Others have a form known as Androgen Insensitivity Syndrome (AIS) where the person is totally insensitive to any male hormones known as androgens.
Dr. Peter Bowen-Simpkins of the UK's Royal College of Obstetricians and Gynaecologists told CNN: "Intersexuality is incredibly rare, the one I've seen most commonly and one which affects 1 in 13,000 people worldwide is AIS."
Women's world champion Semenya faces gender test
"In a woman your androgen receptors leads you to grow pubic hair, for instance," he explained. "If you are insensitive to androgens, you will grow up looking like a girl because the default of all human beings is female.
"However if the body, when it's developing, is not guided into turning into a male, then it will always be female," he told CNN.
He added: "This South African athlete couldn't have AIS because her problem is that it is suggested that she looks rather male, she's got a big jaw and has very little breast development, but so many athletes are like that, " he added.
"But if she had AIS she would be all female and wouldn't have the advantage of the testosterone androgen, which make men's bones grow and makes them faster than a woman."
To test Semenya's gender, Dr. Bowen-Simpkins said the IAAF test would involve her being examined by a gynecologist to see what her genitals look like. Semenya would also have an ultrasound to see if she has all the normal female reproductive organs.
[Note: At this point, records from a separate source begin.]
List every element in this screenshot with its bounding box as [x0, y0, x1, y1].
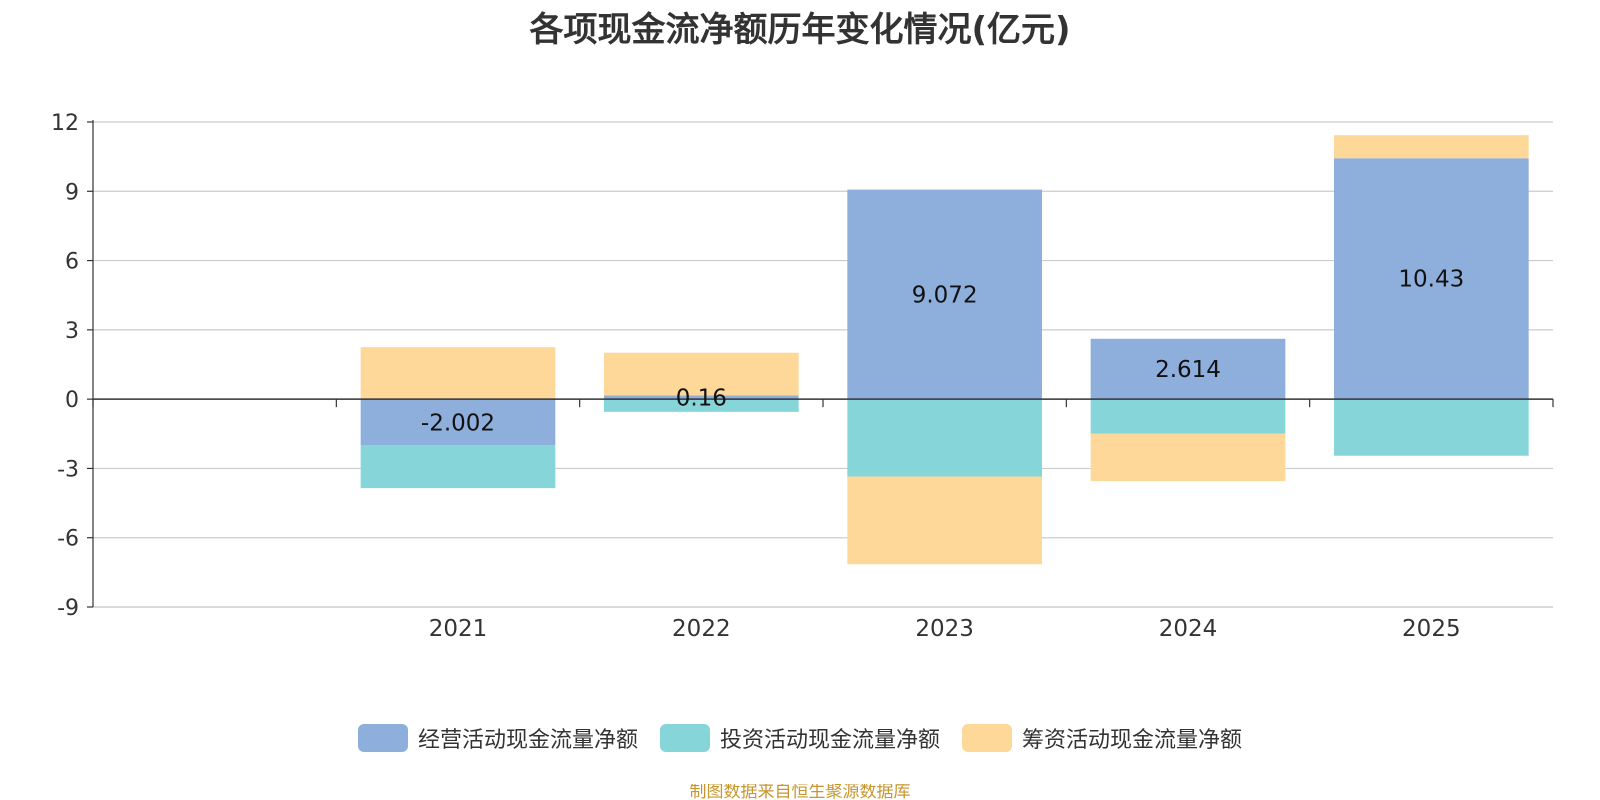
y-tick-label: 6 — [65, 250, 79, 275]
legend-label-operating: 经营活动现金流量净额 — [417, 728, 638, 753]
bar-s0-2024 — [1090, 338, 1286, 400]
y-tick-label: 9 — [65, 180, 79, 205]
bar-s0-2021 — [360, 399, 556, 446]
legend-item-operating[interactable]: 经营活动现金流量净额 — [357, 722, 638, 754]
data-label-2021: -2.002 — [421, 410, 495, 436]
legend-swatch-investing — [659, 724, 710, 752]
x-tick-label-2025: 2025 — [1402, 616, 1461, 642]
data-label-2025: 10.43 — [1398, 267, 1464, 293]
legend-swatch-operating — [357, 724, 408, 752]
bar-s2-2022 — [604, 352, 799, 396]
legend: 经营活动现金流量净额 投资活动现金流量净额 筹资活动现金流量净额 — [0, 722, 1600, 754]
y-tick-label: -6 — [57, 527, 79, 552]
label-layer: -2.002 0.16 9.072 2.614 10.43 — [421, 267, 1464, 437]
bar-s1-2023 — [847, 399, 1042, 477]
bar-s0-2025 — [1334, 158, 1529, 400]
bar-s1-2021 — [360, 445, 556, 489]
y-tick-label: -9 — [57, 596, 79, 621]
grid-layer — [93, 121, 1553, 608]
bar-layer — [360, 135, 1529, 565]
legend-label-financing: 筹资活动现金流量净额 — [1022, 728, 1243, 753]
bar-s1-2022 — [604, 399, 799, 412]
bar-s2-2025 — [1334, 135, 1529, 159]
axis-layer: 12 9 6 3 0 -3 -6 -9 2021 2022 2023 2024 2025 — [51, 111, 1554, 642]
bar-s2-2024 — [1090, 433, 1286, 482]
y-tick-label: 0 — [65, 388, 79, 413]
bar-s2-2023 — [847, 476, 1042, 565]
legend-swatch-financing — [962, 724, 1012, 752]
bar-s2-2021 — [360, 347, 556, 400]
legend-item-financing[interactable]: 筹资活动现金流量净额 — [962, 722, 1242, 754]
legend-item-investing[interactable]: 投资活动现金流量净额 — [659, 722, 940, 754]
legend-label-investing: 投资活动现金流量净额 — [719, 728, 940, 753]
x-tick-label-2021: 2021 — [429, 616, 488, 642]
y-tick-label: -3 — [57, 457, 79, 482]
data-label-2022: 0.16 — [676, 385, 727, 411]
x-tick-label-2022: 2022 — [672, 616, 731, 642]
y-tick-label: 12 — [51, 111, 79, 136]
chart-title: 各项现金流净额历年变化情况(亿元) — [529, 10, 1071, 50]
data-label-2024: 2.614 — [1155, 357, 1221, 383]
bar-s1-2024 — [1090, 399, 1286, 434]
x-tick-label-2023: 2023 — [915, 616, 974, 642]
y-tick-label: 3 — [65, 319, 79, 344]
source-note: 制图数据来自恒生聚源数据库 — [689, 784, 911, 800]
data-label-2023: 9.072 — [912, 282, 978, 308]
bar-s1-2025 — [1334, 399, 1529, 456]
bar-s0-2022 — [604, 395, 799, 400]
bar-s0-2023 — [847, 189, 1042, 400]
x-tick-label-2024: 2024 — [1159, 616, 1218, 642]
Doctors would also need an hormonal test to see if she had an excess of testosterone and they would also test her chromosomes.
People who are intersex could also have the condition and not be aware of it, as was the case of Indian athlete Santhi Soundarajan, who failed a gender test at the 2006 Asian games and was stripped of her medal. She later attempted suicide, survived and recently announced she was becoming a coach.
Intersex conditions occur in one out of every 2,000 births in the United States, according to the Rohnert Park, California-based Intersex Society of North America.
For more than half a century it was common for doctors to carry out reversal operations, either through castration or constructing a new vagina, on babies whose genitals were seen as either too big or too small.
Many of these people later spoke out and said that these surgeries caused them trauma and confusion in adult life.
Most groups campaigning for intersex people now advocate that doctors should not perform medically unnecessary genital surgeries on intersex babies to make them male or female.